Objective:-This study aims to ascertain the role of MR Defecography in the evaluation of obstructed defecation syndrome (ODS) with objective to describe spectrum of MR Defecography findings in obstructed defecation syndrome (ODS) and describe a number of reference lines and measurement points used to diagnose and grade pelvic floor disorders and Document the MRI appearance of disorders associated with ano-rectal dysfunction. MR Defecography demonstrated the profile of obstructed defecation syndrome on the basis of MR defecography and demonstrate its utility in simultaneous & objective evaluation of all three pelvic compartments. This diagnostic modalities provide a detailed pelvic floor anatomy and functional evaluation, as well as their respective abnormalities, making a precise diagnosis and provides valuable information on treatment planning & decrease chance of postoperative recurrence.
 Subjects and Methods: It was Cross-sectional and prospective (quantitative) hospital based descriptive type of observational study carried out at a tertiary hospital SMS hospital, jaipur. Chosen the patients diagnosed with ODS as per Rome criteria (III) whose colonoscopy or rectosigmoidoscopy, had been done to rule out other findings from Feb 2018 to September 2019.MR defecography (static and dynamic) with 3 T (PHILIPS INGENIA) MRI system having tunnel configuration. After written and informed consent, patient was positioned supine in MR machine gantry . Static imaging performed in the axial T1WI high resolution, axial, coronal and sagittal T2WI high resolution images at rest for anatomical evaluation. Following this,after ultrasound gel instilled in the patient’s rectum and intravaginaly ,dynamic imaging were taken in the midsagittal plane through the anal canal using a T2 weighted sequence. This sequence was ran for almost 2 min, while the patient performs various maneuvers (Kegel (squeeze), valsalva menuvere (strain), and defecation). MR defecography structurally and functionally evaluated in all 3 pelvic floor compartments and associated defects noted and grading of specific findings like organ specific prolapse, pelvic floor relaxiation and descent were measured.
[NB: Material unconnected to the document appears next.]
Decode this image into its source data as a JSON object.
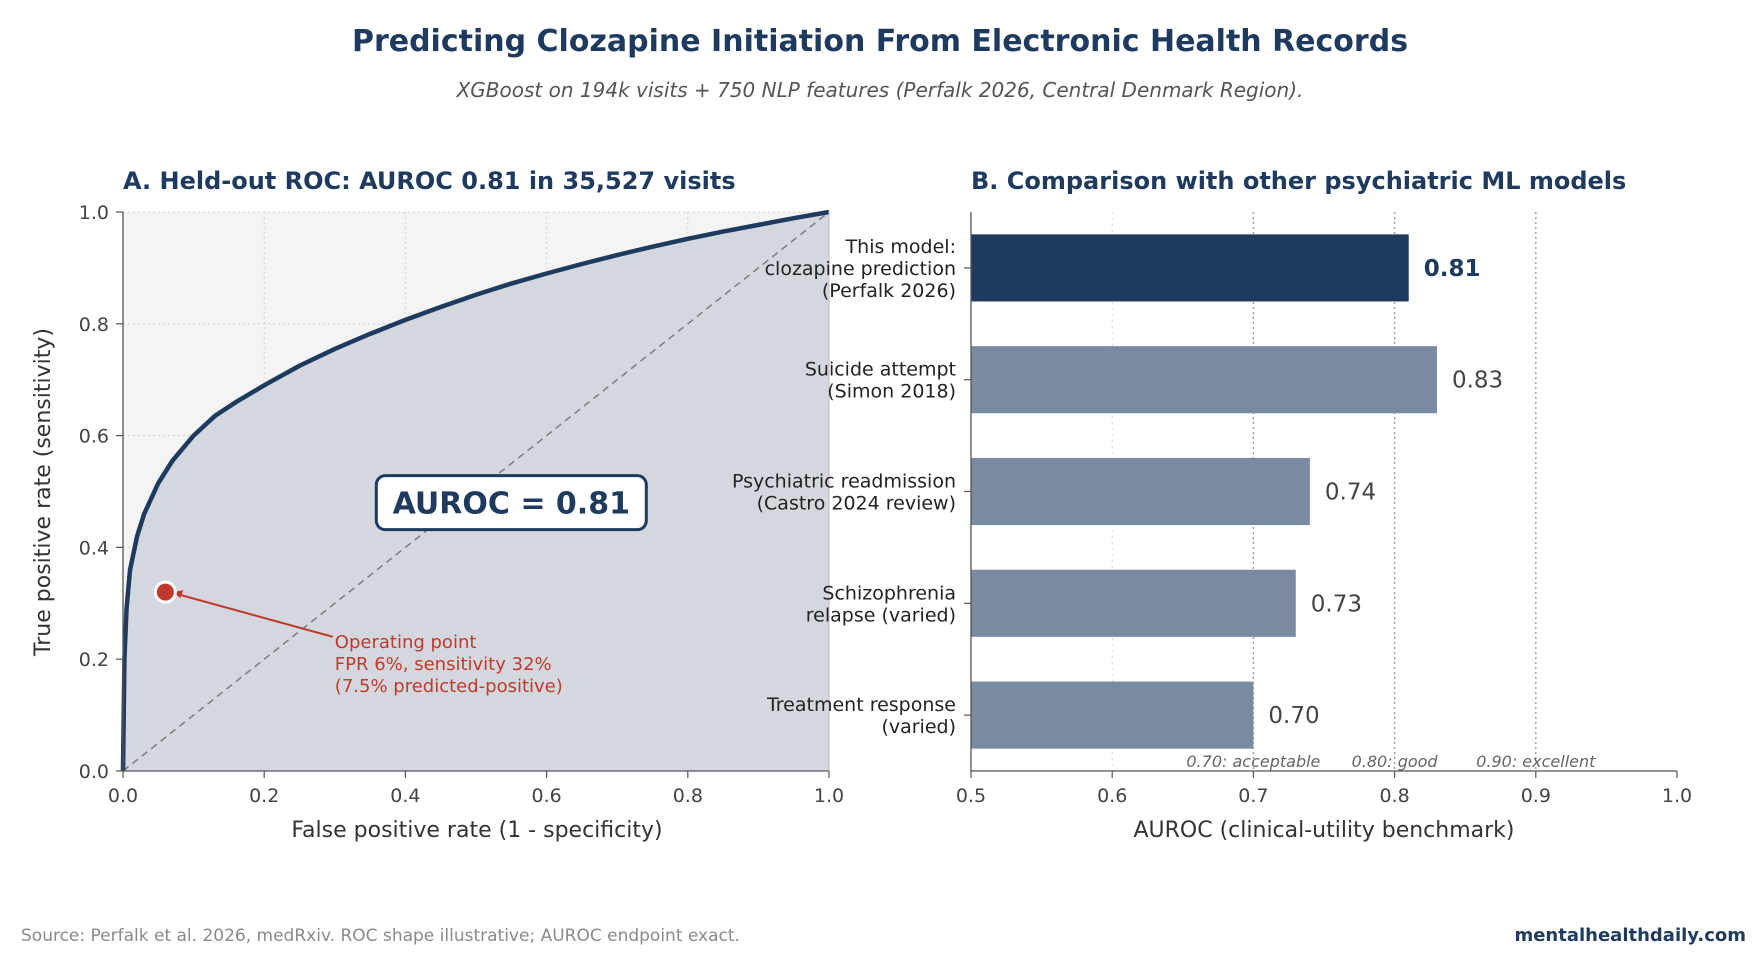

 Results: In our study most common findings were pelvic floor descent and anorectal junction descent in 92.68% cases each followed by rectocele in 82.93% cases. Among the females, vaginal/uterine prolapse were observed in 65.31% cases. Least common findings were paradoxical contraction (8.54%) and sigmoidocele (0%). Significant difference was observed in MRI functional parameters in resting state and during defecation/maximal strain position, utilising HMO system for pelvic floor relaxation and descent, as significant difference (p <0.001S) was observed in all parameters including H line, M line, bladder base descent, cervical/vaginal and anorectal junction descent during resting state and during defecation/maximal strain position. Out of 82 conservative biofeedback therapy was given to 79.27 % patients, surgical management was done in (7.32%) and combination of both therapies was given in 13.41% of cases. Out of 82 patients 68.29% showed benefit from management and showed improvement on follow and 31.71% patients were not improved on follow up.
 Conclusion: As complete survey of the entire pelvis is necessary before surgical repair Magnetic resonance imaging permits evaluation of all three pelvic compartments and as we demonstrated in our study more than one compartment are frequently affected in obstructed defecation syndrome. Static MR Imaging can be also useful to identify the defects responsible for pelvic organ prolapse and stress urinary incontinence, and so help perform site specific repair in surgery, to avoid the high recurrence rates.Findings reported at dynamic MR imaging of the pelvic floor are valuable for selecting candidates for surgical treatment and for indicating the most appropriate surgical approach as detection rate of pathologies increased during defecation / maximal straning as concluded by our study.